About ten years ago the Diocese of Cleveland changed from permanent pastorates to term limits. I was on the committee to assist the then bishop in deciding. I was less than enthused with the prospect. As with most new new things (please, can we never have yet another new miracle method for teaching in schools that will be all the rage for three years and then never be heard from again) it sounded like a cure that would solve all of our problems. The caution that I had at the time was that we were simply exchanging one set of advantages/difficulties for another set of challenges/difficulties and were we sure that we wanted this exchange.
Apparently we did.
The argument for pastor term limits are quite good. If there is a problem priest, there is a date at which canonically he may be removed. (Despite what many people think, the bishop does not have the power, except in limited circumstances, simply to move a pastor at will.) It also provides a chance for a priest who thinks that it is time to move to have a convenient way and date to do so. So there is a lot more flexibility and ability to change things up. It gives a bishop a lot more power to help a parish that is failing under a particular priest and in some ways it gives the people more power. If they don’t like the guy that is their pastor, when the time comes for the priest to renew his pastorate, it is the opportunity for the bishop to say, “Maybe not. Your people are revolting.”
So why would there have been permanent pastorates in the first place? (Chesterton warned against tearing down a fence unless you first know why it was there.) The argument for permanent pastorates is quite good. In an article in a recent First Things, the author listed some of the advantages to permanent pastorates. The first is a certain amount of protection from punitive acts of a bishop. It brings more power locally for a priest (and congregation) to say, “We will not do that here.” (With term limits, there may be some fear that soon you will be moved to a difficult assignment for sparing with the bishop.) There is more of a chance to develop long term relationships instead of the “father” of the parish changing every six years (making it a bit scary for staffs also.)
A lot depends on the people involved. Will a term limit cause a man not to do some difficult work such a replacing an expensive roof or firing a popular figure who is working against the goals of the parish? Will he tempted to say, “Let the next guy handle it.” Or would permanent pastorates cause another man to say, “Nobody can touch me, I’ll spend my days watching T. V.?”
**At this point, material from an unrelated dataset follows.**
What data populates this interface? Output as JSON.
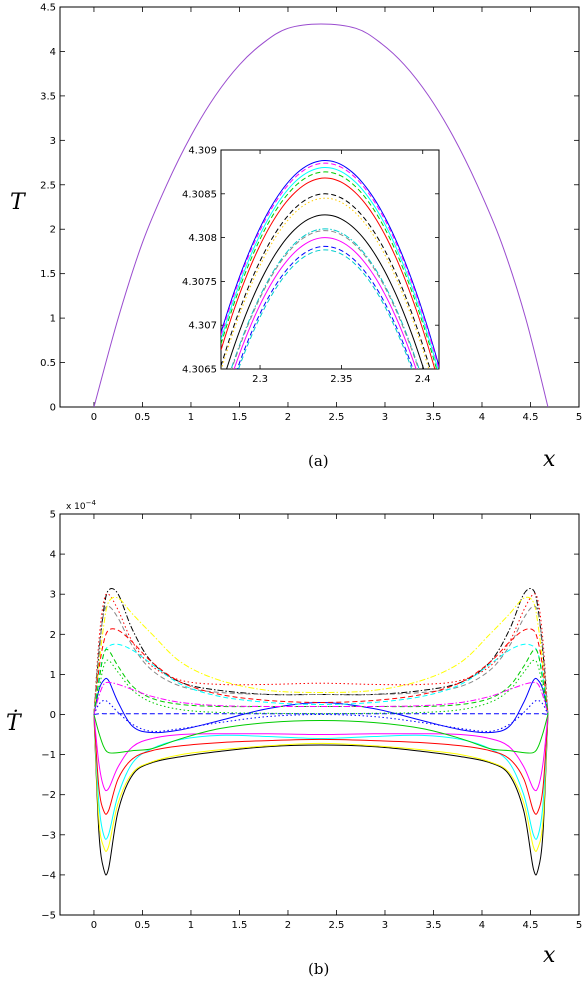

Is more episcopal oversight better than greater subsidiarity? It is difficult to say. A lot depends. If you have a crummy pastor you are probably glad for term limits, if you have a crummy bishop, you probably wish for permanent pastorates.
We seem to have stuck a balance in the Diocese of Cleveland (and a lot depends on the solicitude of the bishop who is sitting in the cathedra.) We have six year term limits that are indefinitely renewable in theory. So a problem pastor or a pastor who thinks he has run his course can be moved or move on. Or, in theory, he could stay there for years if good still seems to be happening.
Which is best? The answer is bears, beets, Battlestar Galactica.